As the sun sinks it illuminates the little hover flies
above the grass and the hundreds of dandelion seed heads drifting around between
them, all to the accompanying roar of a spitfire overhead. Add in humming bees
and clucking hens behind me and it is a wonderful soundscape this evening.
Our day started with coffee at the Fishbourne Roman Palace Café. Little were we to know then what a surprise we were in for. Suffice to say there are insufficient superlatives to describe this hidden gem.
The sheer scale of the palace is extraordinary. The largest Roman residence north of the Alps by all accounts and built only 30 years after the Roman conquest in AD43.
The surviving mosaics are fascinating, the gardens striking. This, even by Roman standards, was an amazingly wealthy dwelling. The palace design was ahead of its time even then; design, decoration and splendour reflecting the most up to date trends in the Roman Empire at that time with craftsmen bought in from all corners of the Empire to work here.
You can read more about the palace here at https://sussexpast.co.uk/attraction/fishbourne-roman-palace/
Later in the afternoon we cycled up the Centurion Way to grab an ice cream at the little village of West Dean. A short but pretty trail.

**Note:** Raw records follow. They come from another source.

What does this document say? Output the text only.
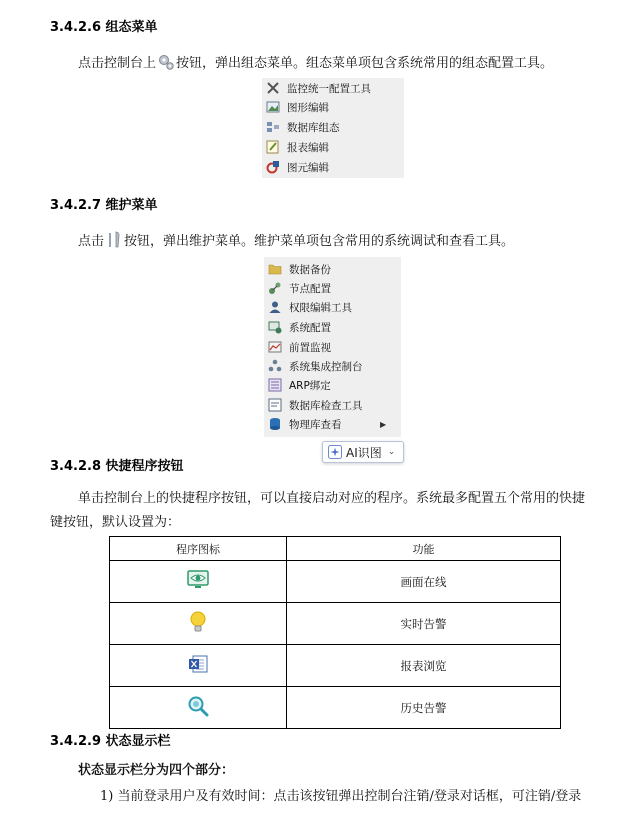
3.4.2.6 组态菜单
点击控制台上 按钮，弹出组态菜单。组态菜单项包含系统常用的组态配置工具。
监控统一配置工具
图形编辑
数据库组态
报表编辑
图元编辑
3.4.2.7 维护菜单
点击 按钮，弹出维护菜单。维护菜单项包含常用的系统调试和查看工具。
数据备份
节点配置
权限编辑工具
系统配置
前置监视
系统集成控制台
ARP绑定
数据库检查工具
物理库查看	▶
AI识图 ⌄
3.4.2.8 快捷程序按钮
单击控制台上的快捷程序按钮，可以直接启动对应的程序。系统最多配置五个常用的快捷
键按钮，默认设置为：
程序图标	功能
	画面在线
	实时告警
	报表浏览
	历史告警
3.4.2.9 状态显示栏
状态显示栏分为四个部分：
1) 当前登录用户及有效时间：点击该按钮弹出控制台注销/登录对话框，可注销/登录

A lazy but very informative day. Fascinating stuff.
Postscript:
This evening the clouds clear and I am left with clear skies and a half moon. The moonlight washes out the sky but I spend a couple of chilly hours capturing images of the moon on my telescope using a smartphone holder. My telescope cannot take a DSLR camera sadly and I am considering selling it and buying a portable refractor telescope which I can attach my canon camera to. This will then give me a highly portable imaging rig.